The article describes packet processing that includes first-match ACL filtering and optional post-filter truncation. It also defines a default action that can be set to allow or drop packets for each configured run.

Technical Breakdown

For filtering, the post states first-match ACL rules can be up to 128 entries and can match on protocol and ports, IPv4 addresses or CIDR, eth_type, and VLAN, with single VLAN support. It also describes truncation as configurable from 64 to 9000 bytes, with automatic updates to IPv4 length and checksum after truncation.

For forwarding and tunneling, the post says userspace VXLAN (including VNI and a custom port) and GRE (with an optional key) are supported. It also describes a local L2 forwarding option and a drop mode when no output or tunnel is configured, including a use case for counting or monitoring.

Operational Impact

The post describes operational visibility through file-based statistics that include RX, TX, drop, truncation, filter-hit counts, rates, CPU percentage, and RSS, updated every second. It also references a vasn_tapctl counters command with a watch mode.

For operations, it lists vasn_tapctl functions including validate, apply, start, stop, restart, diagnose, dry-run, version, logs, and a one-command technical support bundle. The article says behavior changes are defined in the YAML configuration and take effect after a clean restart, with no CLI runtime flags and no in-band reloads.

Deployment and Use Cases

The post outlines a rapid deployment path using a prebuilt tarball, an install script, a /etc/vasn_tap/config.yaml configuration file, and a systemd service. It includes commands to start the service and run validation before start.

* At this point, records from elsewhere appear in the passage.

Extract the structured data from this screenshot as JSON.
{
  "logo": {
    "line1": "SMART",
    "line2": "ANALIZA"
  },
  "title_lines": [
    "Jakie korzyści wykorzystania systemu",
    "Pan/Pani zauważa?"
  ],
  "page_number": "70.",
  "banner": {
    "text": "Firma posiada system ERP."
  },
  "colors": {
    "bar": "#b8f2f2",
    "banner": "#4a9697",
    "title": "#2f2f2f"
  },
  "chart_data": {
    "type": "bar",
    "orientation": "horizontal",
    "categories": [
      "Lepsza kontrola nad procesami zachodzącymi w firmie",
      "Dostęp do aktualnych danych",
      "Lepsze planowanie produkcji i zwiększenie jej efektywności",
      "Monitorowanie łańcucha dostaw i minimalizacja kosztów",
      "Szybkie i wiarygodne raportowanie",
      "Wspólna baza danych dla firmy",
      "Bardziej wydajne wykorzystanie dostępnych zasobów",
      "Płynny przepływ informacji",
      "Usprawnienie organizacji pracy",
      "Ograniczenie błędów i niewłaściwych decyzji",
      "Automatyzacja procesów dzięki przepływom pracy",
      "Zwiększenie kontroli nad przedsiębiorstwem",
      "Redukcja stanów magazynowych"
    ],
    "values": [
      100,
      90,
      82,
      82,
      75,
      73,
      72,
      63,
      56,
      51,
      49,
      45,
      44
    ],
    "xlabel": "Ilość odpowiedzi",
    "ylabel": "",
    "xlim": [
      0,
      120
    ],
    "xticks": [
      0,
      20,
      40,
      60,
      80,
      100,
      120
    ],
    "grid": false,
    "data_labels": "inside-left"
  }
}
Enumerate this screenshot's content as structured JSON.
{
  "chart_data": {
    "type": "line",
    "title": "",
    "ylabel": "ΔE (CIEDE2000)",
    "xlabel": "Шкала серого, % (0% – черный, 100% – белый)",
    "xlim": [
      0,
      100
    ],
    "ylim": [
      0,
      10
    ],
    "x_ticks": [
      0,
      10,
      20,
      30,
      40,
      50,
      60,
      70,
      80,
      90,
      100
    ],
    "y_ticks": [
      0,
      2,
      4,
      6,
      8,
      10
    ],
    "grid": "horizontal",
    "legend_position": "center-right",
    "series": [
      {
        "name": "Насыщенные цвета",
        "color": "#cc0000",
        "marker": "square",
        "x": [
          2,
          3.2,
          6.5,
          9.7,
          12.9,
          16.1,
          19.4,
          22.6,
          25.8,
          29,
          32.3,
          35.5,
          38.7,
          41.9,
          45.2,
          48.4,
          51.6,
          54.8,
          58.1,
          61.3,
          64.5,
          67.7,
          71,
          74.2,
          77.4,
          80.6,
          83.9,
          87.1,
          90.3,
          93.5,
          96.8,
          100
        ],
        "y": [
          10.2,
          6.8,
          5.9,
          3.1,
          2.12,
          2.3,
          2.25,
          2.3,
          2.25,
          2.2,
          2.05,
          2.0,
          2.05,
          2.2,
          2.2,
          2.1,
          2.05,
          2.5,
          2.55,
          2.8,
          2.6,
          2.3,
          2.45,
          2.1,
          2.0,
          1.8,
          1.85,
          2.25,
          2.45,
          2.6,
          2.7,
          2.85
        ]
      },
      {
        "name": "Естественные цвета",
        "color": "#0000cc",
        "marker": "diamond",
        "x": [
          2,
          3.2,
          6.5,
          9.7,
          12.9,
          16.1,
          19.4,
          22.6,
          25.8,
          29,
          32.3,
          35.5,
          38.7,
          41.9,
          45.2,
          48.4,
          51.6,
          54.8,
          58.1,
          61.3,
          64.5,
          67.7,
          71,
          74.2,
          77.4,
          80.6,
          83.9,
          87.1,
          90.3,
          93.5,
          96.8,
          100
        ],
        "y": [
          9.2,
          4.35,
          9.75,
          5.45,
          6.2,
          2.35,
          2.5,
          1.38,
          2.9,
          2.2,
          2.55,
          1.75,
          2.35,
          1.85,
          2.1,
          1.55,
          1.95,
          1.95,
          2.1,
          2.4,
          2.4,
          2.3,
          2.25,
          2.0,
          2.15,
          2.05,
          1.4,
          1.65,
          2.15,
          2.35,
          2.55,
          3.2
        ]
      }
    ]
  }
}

It provides example configurations for an AF_PACKET mode that allow all traffic with no tunnel and for VXLAN tunneling to a specified remote IP and VNI. The post states vasn_tap is intended for teams using Aviz Service Nodes for visibility, DPI, or AI-driven analytics, plus network engineers needing selective mirroring without SPAN port exhaustion.

Overall, the article frames vasn_tap as a configurable packet tap for Linux that supports AF_PACKET and eBPF capture, first-match ACL filtering with optional truncation, and forwarding via local L2 or userspace VXLAN/GRE. This “Blog Signals brief” is a fact-based summary of the vendor blog.